The DNR is applying for a permit from the DEQ, under the Great Lakes Submerged Lands Act, to allow the Army Corps to remove some of the stamp sands from the lake. Doing this will reestablish the Grand Traverse Harbor channel and provide 5-7 years of protection for Buffalo Reef.

The EPA has provided funding for the Army Corps to design and carry out the dredging work to remove 205,000 cubic yards of stamp sand—about 35,000 cubic yards from in or near the harbor and 170,000 cubic yards to protect Buffalo Reef.

Over the next couple of years, a task force will be convened by the EPA to develop a long-term plan for protecting the harbor and reef.

The project is proposed to take place in Schoolcraft Township in Houghton County. Some of the placement of the stamp sands removed from the lake is tentatively planned for Sherman Township in Keweenaw County.

* Learn more about the Gay stamp sands on Bill Rose's Geoheritage Web site, which also has links to scholarly articles on the stamp sand, photos and more. See also our Nov. 17, 2014, article, "Geology expert notes concerns about arsenic in Gay stamp sands as DEQ accepts comments on stamp sand removal proposal."

1 comment:

Mary Jane Williams said...

Despite the arbitrary declaration that stamp sands are "harmless" by the Michigan Legislature stamp sands ARE hazardous -- or the EPA would not have declared the whole area a Superfund Cleanup site.

Since when has the designation "hazardous" or "not hazardous" been left to legislatures rather than environmental departments with scientific expertise?

Stamp sands contain arsenic. They contain copper and perhaps other toxins. If these toxins are soluble in water they potentially poison water supplies. Prof. Bill Rose says Keweenaw water is not adequately tested for arsenic. Yoopers are potentially drinking poisoned water.

Oh, this amount of toxicity does not kill you instantly. But it could shorten your life! It could affect your and your children's health or IQ, like the lead in Flint's drinking water is doing.

Just because you've lived around stamp sand all your life does not mean it's harmless.

When I lived on the Keweenaw I investigated and found that houses built near stamp sand contaminated waters are not allowed to drill private wells.

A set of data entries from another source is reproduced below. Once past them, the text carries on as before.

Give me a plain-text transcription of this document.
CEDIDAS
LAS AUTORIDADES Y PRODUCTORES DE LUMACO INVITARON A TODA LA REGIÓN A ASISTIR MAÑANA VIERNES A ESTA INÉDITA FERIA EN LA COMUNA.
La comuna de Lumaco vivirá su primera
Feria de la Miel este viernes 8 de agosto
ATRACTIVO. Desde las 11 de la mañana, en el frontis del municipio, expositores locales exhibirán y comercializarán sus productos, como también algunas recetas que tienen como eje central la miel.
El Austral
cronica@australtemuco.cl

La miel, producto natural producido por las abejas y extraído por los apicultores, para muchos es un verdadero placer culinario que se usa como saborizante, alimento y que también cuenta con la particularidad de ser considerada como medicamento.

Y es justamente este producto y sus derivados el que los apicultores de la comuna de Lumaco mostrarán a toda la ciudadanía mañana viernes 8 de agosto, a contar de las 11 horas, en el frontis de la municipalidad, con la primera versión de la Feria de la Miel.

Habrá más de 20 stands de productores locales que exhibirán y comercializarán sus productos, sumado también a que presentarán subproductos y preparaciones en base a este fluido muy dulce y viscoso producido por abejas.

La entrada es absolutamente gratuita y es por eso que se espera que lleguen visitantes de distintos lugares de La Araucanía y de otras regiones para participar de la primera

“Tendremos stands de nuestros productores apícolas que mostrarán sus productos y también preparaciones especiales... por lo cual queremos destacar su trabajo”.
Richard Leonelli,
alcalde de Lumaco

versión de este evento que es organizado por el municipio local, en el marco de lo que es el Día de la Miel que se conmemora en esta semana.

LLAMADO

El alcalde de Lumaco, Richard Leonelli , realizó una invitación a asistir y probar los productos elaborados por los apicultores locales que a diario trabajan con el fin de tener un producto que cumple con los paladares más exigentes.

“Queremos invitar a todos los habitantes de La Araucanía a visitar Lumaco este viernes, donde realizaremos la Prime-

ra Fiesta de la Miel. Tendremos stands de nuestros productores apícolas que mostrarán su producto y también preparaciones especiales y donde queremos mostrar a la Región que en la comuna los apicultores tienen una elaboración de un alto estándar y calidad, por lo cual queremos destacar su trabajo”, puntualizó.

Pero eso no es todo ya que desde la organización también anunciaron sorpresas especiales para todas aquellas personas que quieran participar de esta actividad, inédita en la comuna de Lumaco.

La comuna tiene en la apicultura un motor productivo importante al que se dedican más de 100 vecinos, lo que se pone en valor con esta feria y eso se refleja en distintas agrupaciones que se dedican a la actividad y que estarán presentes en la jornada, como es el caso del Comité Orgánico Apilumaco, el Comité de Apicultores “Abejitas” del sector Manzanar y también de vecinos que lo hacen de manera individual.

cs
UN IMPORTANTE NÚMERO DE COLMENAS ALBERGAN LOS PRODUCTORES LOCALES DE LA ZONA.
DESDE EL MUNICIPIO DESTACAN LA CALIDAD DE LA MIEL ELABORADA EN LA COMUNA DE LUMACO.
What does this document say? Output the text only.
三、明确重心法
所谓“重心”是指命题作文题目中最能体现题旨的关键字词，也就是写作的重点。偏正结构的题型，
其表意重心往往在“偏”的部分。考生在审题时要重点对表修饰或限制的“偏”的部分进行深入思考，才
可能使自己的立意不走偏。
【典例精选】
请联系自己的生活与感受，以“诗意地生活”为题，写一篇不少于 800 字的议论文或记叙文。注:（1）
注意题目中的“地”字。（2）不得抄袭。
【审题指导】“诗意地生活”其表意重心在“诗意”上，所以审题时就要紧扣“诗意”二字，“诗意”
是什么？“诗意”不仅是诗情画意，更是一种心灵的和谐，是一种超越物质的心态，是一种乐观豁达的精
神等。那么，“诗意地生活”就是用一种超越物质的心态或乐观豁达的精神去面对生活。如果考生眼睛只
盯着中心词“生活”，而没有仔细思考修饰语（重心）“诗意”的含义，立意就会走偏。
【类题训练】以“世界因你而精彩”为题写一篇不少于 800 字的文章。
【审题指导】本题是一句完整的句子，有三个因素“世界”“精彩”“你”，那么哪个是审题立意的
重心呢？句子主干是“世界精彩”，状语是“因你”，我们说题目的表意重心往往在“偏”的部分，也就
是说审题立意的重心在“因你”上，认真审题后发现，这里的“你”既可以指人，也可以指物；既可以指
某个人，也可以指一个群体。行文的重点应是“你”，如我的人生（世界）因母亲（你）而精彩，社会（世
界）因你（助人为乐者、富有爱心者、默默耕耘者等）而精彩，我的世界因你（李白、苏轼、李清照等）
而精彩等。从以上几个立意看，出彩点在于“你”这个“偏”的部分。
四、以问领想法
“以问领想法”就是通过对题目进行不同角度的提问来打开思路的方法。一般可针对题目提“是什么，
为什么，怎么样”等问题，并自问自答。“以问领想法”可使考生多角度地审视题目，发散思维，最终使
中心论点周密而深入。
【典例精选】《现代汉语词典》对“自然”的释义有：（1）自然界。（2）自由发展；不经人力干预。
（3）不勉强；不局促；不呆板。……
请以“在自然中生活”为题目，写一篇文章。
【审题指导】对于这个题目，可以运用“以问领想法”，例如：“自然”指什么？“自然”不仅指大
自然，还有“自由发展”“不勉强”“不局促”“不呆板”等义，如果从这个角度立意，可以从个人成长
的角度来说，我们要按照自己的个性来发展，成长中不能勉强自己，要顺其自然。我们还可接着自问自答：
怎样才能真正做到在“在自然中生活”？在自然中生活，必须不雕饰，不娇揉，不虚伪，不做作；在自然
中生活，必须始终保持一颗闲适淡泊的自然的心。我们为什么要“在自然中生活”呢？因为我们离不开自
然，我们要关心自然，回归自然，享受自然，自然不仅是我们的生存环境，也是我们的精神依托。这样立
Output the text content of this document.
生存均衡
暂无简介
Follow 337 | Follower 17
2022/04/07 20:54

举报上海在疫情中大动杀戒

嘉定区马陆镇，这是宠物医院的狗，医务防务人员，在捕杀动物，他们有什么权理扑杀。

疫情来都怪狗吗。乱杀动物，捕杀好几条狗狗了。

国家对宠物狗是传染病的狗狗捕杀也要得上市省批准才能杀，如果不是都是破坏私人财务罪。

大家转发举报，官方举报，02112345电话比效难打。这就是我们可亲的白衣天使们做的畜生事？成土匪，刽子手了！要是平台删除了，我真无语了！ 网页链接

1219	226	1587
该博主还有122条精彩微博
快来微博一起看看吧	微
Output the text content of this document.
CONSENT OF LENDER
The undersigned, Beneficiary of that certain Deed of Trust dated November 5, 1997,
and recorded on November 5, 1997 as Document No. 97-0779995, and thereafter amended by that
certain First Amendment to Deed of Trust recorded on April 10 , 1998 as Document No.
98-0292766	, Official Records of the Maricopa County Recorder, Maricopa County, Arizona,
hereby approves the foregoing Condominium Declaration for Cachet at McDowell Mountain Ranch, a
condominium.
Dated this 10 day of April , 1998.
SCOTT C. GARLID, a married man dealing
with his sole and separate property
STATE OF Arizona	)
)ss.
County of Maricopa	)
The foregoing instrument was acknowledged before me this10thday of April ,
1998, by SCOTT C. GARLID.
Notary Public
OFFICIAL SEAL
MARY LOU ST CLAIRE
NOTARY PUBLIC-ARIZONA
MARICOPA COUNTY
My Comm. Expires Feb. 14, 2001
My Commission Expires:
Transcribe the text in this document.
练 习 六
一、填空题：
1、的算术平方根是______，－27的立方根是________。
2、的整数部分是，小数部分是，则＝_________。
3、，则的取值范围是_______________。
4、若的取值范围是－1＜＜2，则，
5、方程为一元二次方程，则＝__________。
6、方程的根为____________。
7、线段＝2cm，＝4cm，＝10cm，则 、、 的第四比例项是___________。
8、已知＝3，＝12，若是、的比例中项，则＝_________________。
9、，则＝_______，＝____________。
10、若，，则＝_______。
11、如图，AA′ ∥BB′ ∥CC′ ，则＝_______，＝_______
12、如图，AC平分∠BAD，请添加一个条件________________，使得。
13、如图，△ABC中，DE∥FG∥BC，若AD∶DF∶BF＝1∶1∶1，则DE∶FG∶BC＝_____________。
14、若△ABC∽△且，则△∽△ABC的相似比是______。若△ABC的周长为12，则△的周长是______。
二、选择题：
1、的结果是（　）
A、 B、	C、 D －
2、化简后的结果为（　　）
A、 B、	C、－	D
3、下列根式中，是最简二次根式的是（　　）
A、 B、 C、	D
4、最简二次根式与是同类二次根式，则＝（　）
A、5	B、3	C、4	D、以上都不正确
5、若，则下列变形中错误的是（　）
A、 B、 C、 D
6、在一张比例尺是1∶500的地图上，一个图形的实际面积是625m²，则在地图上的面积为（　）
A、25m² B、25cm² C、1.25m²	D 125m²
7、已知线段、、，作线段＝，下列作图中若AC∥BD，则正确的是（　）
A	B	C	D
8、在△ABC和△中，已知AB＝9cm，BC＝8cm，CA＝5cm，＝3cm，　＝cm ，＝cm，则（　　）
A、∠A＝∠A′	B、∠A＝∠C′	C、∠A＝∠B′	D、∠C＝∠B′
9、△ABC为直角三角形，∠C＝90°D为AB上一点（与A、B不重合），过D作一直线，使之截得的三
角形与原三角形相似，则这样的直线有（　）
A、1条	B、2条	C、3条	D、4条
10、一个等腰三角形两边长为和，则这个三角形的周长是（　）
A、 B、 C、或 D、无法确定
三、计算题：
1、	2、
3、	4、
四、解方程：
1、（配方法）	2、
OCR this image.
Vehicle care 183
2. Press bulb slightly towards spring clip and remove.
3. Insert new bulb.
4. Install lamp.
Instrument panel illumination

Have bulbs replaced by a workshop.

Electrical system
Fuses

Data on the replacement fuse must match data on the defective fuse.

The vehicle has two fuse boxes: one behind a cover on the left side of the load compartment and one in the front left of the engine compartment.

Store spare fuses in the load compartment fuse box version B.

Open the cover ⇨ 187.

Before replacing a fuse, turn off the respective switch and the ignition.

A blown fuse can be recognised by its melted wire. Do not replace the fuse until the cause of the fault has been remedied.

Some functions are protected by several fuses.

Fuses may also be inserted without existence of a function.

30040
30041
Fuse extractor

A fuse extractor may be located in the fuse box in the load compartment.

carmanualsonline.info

When I asked were these deed restrictions enforced by any agency I was told no!

Obviously if there are deed restrictions placed on drinking water wells, it has been found that water exposed to stamp sands should not be drunk.

I wish yoopers would fight to reverse that unscientific, arbitrary overreach by Michigan legislators declaring stamp sands to be "harmless."

More testing of ground water and lakes should happen. On an ongoing basis.

I know. Money is short. Towns want to use stamp sands on the roads in winter. (Unbelievable, that short sightedness.) And businesses want to use free stamp sands to manufacture things out of. Well, none of these uses should be allowed.

Yoopers, please. Replace your foolish politicians with people who take the long view and will protect drinking water for future generations.